According to the federally-run corporation’s most recent Primary Mortgage Market Survey (PMMS), 30-year rate averages dipped below 4 percent to 3.99, while 15-year rates averaged out at 3.23 percent. Last week, reports estimated averages for 30-year loans at 4.08 percent, with 15-year plans at 3.30 percent.

Why Rates Slipped

According to Freddie Mac VP Frank Nothaft, interest rates slipped lower this week, thanks to weak economic indicators and declining home sales. Last week, rates jumped on the heels of an optimistic employment report, which caused U.S. Treasury bond yields to move upward; however, the gains were quickly erased in only seven days’ time.

What it Means for Homeowners

Low rates are generally good news for people who plan on getting a new mortgage, provided they have enough equity to fund a new loan. Unfortunately, declining property values have made it difficult for many Americans to refinance their home loans. On the other hand, if you do have enough equity; now is an ideal time to save money by shortening or lengthening your loan.

For instance, if you are currently paying on a 30-year plan, you can save thousands of dollars in interest charges by shortening to a 15-year option based on low current rates.

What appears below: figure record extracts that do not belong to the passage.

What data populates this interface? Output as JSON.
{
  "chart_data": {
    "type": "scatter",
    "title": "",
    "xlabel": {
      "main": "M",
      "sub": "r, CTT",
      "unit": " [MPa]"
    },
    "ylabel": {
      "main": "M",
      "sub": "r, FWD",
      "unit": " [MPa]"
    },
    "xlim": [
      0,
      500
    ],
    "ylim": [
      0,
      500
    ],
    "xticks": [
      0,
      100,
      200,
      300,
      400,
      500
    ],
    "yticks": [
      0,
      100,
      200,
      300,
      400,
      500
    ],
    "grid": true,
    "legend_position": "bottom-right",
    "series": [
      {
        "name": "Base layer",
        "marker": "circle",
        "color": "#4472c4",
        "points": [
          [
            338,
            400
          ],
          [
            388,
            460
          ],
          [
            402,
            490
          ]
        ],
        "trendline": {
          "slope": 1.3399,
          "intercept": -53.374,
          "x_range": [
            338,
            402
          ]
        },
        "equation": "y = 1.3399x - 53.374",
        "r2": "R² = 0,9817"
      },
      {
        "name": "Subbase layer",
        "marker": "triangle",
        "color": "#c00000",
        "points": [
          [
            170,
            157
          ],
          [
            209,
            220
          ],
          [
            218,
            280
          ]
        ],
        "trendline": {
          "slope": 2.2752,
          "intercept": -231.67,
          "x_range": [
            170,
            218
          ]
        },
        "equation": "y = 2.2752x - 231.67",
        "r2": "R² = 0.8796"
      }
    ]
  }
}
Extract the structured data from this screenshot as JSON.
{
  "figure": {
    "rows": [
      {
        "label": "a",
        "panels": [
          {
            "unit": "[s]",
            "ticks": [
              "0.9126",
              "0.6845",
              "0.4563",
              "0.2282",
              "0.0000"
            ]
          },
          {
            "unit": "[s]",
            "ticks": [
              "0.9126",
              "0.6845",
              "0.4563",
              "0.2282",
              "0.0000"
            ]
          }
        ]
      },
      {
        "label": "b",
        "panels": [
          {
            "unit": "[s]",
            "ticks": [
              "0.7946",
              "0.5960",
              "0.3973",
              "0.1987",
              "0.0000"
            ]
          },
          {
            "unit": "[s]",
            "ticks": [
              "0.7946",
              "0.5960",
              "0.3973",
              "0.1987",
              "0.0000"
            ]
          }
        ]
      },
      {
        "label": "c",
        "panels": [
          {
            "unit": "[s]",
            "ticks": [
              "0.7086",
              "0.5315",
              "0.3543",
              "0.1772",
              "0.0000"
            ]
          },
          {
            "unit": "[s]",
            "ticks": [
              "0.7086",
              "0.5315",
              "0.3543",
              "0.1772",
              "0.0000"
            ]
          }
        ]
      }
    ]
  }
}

This is a great plan for seniors who don’t want to carry a mortgage into their retirement, as well as ordinary homeowners, who don’t want to waste cash paying interest fees.

On the other hand, if you are currently struggling to handle a 15-year plan, you can free up cash for other expenses by switching to a 30-year refi option. Current rates are so low; you’ll enjoy much smaller monthly payments, which can take a lot of stress off families who are in financial distress.

Things to Consider

Although Freddie Mac reports low national rates, it bases its assessment on good-faith estimates from only a few lenders scattered about the country. Rates in your area may vary depending on the local economy and housing situation. The same can be said of property values, which remain high in many communities, despite low national averages. Finally, before getting a new mortgage, it’s important to consider any applicable fees and deduct this expense from your overall savings. Obviously, it won’t do any good to lower your monthly payment if high fees will offset your net savings.